A Moment of Sunshine

I sat in the cafe, eating my jacket potato out of it's polystyrene bowl with a Plastic knife and fork. it was a normal March day, dull, grey, uninspiring. I sat by the window looking out at the people as they walked up and down the high street. They walked slowly in groups, dragging children behind them, chatting to each other. Never looking where they were going. At times someone would storm past them, walking as if there lives depended on it. Two speeds of life fighting each other, all of it happening under the shadow of the clouds. The clouds that had been with us for what felt like 6 long months, with out a break.

And then, as the clouds parted, and just for a second, a ray of sunlight shot through the window, and shined upon my face. It was warm, hot even, and under its glare the world seemed to fill with colour, as if freshly painted. I saw the light, I felt the warmth. And I felt that little bit happier.

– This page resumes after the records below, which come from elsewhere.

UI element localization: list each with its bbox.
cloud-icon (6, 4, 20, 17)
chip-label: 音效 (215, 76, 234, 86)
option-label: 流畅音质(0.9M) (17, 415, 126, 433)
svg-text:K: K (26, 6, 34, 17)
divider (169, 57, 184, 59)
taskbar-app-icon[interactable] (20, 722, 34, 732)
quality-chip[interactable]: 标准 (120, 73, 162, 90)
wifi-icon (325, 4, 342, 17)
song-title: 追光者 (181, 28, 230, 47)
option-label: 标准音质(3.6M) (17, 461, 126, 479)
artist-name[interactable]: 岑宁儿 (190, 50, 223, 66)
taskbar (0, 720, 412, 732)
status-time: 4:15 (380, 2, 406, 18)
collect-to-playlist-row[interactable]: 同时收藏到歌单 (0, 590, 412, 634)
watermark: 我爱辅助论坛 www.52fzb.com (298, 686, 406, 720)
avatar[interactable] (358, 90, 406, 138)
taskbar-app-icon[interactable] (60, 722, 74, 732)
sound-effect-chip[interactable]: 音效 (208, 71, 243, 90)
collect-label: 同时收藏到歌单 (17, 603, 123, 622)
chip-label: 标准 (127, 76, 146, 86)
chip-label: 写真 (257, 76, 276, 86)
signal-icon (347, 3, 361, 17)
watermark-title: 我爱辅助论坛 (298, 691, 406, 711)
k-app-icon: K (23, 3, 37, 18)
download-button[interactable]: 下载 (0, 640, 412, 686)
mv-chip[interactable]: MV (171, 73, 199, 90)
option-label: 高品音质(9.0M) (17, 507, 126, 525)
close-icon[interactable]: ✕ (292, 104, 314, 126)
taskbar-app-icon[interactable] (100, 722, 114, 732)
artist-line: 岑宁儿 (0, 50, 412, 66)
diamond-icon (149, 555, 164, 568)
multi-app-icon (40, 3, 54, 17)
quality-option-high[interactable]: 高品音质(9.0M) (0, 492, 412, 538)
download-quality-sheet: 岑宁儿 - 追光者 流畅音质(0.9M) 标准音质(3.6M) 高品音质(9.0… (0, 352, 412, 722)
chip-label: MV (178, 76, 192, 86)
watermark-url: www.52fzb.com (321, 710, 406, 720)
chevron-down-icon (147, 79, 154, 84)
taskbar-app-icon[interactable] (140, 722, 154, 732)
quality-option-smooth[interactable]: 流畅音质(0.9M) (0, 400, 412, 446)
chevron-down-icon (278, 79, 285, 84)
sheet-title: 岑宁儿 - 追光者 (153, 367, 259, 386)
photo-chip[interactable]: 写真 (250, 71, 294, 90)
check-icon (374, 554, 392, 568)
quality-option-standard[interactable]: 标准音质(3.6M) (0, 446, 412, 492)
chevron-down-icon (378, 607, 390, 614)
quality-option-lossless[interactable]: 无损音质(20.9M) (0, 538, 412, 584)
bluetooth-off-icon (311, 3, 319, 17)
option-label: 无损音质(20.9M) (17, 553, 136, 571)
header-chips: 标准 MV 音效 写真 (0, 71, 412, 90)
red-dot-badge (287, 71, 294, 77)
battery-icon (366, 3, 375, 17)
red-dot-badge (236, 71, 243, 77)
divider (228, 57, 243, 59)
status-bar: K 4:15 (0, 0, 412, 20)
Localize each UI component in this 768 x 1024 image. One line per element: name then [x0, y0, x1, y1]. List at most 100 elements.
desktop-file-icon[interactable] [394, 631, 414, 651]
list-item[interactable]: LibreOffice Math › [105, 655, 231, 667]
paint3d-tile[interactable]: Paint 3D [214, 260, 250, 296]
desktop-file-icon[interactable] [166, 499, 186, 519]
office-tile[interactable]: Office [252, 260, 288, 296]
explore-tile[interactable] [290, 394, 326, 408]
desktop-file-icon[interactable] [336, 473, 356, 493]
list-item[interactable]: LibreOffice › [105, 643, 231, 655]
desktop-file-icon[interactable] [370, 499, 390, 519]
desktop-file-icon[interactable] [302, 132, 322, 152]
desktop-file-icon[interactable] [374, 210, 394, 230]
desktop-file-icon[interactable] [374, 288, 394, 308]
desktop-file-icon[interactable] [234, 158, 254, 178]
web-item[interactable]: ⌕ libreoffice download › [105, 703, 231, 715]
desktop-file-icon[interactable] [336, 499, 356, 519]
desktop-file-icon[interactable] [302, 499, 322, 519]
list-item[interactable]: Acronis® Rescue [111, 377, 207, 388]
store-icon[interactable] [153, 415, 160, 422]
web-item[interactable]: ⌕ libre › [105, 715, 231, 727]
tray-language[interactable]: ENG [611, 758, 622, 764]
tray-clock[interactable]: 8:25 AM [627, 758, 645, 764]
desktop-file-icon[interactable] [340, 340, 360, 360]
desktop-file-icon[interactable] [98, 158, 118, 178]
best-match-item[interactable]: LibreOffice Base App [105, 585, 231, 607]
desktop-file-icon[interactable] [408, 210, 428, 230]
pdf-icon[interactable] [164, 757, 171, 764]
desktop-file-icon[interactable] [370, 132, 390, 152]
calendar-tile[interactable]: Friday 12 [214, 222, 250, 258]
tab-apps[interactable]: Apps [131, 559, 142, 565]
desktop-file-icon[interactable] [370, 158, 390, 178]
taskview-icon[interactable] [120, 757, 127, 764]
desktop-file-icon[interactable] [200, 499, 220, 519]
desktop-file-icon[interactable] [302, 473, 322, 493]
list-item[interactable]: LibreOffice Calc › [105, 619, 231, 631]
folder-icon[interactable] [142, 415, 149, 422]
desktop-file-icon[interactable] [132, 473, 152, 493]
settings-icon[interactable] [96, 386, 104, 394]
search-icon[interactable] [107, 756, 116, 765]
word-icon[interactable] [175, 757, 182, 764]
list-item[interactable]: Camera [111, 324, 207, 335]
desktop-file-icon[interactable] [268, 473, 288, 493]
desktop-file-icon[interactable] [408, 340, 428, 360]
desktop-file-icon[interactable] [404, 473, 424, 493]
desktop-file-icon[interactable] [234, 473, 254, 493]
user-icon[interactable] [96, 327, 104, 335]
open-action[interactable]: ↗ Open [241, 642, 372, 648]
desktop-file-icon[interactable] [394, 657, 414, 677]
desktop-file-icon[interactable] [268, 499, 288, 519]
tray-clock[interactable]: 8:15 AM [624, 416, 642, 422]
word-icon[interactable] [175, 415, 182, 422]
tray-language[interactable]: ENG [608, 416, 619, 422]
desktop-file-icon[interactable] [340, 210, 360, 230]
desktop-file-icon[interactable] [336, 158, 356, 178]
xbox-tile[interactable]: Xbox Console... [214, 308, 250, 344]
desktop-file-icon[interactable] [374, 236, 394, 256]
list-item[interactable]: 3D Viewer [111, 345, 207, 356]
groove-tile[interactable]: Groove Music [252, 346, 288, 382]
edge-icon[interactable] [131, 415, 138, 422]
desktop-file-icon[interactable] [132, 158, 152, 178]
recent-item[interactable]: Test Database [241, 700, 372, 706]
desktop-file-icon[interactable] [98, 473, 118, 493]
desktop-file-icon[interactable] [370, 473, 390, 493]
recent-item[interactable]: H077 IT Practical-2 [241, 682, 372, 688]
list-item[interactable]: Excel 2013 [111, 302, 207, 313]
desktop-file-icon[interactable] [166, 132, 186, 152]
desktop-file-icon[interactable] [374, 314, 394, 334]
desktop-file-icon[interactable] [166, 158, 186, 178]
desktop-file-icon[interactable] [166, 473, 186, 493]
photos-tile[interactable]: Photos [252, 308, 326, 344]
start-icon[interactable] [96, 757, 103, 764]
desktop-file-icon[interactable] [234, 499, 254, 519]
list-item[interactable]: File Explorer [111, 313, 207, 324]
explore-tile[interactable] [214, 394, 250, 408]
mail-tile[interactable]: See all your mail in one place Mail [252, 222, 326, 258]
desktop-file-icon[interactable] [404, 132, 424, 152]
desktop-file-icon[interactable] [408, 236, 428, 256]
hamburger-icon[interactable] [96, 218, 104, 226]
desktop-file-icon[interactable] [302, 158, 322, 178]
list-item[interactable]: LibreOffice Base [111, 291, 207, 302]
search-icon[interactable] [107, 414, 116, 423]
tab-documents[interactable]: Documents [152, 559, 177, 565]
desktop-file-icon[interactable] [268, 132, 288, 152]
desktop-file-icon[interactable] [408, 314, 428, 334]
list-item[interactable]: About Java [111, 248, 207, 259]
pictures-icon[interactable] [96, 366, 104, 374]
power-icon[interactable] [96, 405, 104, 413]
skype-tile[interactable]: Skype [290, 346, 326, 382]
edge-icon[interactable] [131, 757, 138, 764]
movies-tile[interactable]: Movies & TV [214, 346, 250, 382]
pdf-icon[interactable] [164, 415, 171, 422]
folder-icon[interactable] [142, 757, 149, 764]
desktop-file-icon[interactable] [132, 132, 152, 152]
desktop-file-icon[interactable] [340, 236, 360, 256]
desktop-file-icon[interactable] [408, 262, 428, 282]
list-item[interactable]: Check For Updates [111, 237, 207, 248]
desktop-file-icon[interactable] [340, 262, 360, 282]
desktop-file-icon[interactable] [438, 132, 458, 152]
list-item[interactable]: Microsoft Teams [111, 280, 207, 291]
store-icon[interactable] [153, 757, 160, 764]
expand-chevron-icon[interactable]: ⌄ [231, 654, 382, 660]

TreesWithout any pre-ample a part of my mind began to wonder at the miracle of what had just happened. The sun is ridiculously far away from us. And I mean ridiculously far away. If I was to start walking straight up to the sky, and never stop, to sleep, eat, or contemplate the impossibility of what I was doing, it would be 3,500 years before I arrived at the sun. It is so far away that it takes even light 8 whole minutes to travel from the surface to us. And before that light takes thousands of years to work it's way from the centre of the sun to it's edge.

After that it travels through a vacuum of 93 million miles. before a tiny fraction of it, around 0.00000005% hits the earth. Of that only 47% actually makes it the surface, the rest being scattered by the clouds, gas and atmosphere.

How amazing then that after this journey that lasted thousands of years and crossed millions of miles, the light should finally fall on me and make me feel that little bit happier. What were the odds!

And then my mind ran even further. The Potato I eaten existed due to the sun. Without the sun it could never have grown. It was cooked thanks to energy provided by the sun, millions of years ago when it helped the plants and trees grow that would become our oil and gas.

And that same oil was also the father of the polystyrene bowl I was eating out off and the cutlery I was using. And before our sun, Millions of other suns had to die to create the basic elements that make up oil, or that made up me!

In short, that moment, sitting in the cafe, eating my lunch, and feeling the sun warm me, only came about because of 13.7 billion years of the universe. A massive chain of cause and effect, that led, slowly, one step after the other, to a moment when, against all the odds, I could experience a simple moment of pleasure.

And then a moment later the clouds covered the sun again. The world went back to black and white. And I went back to eating my lunch.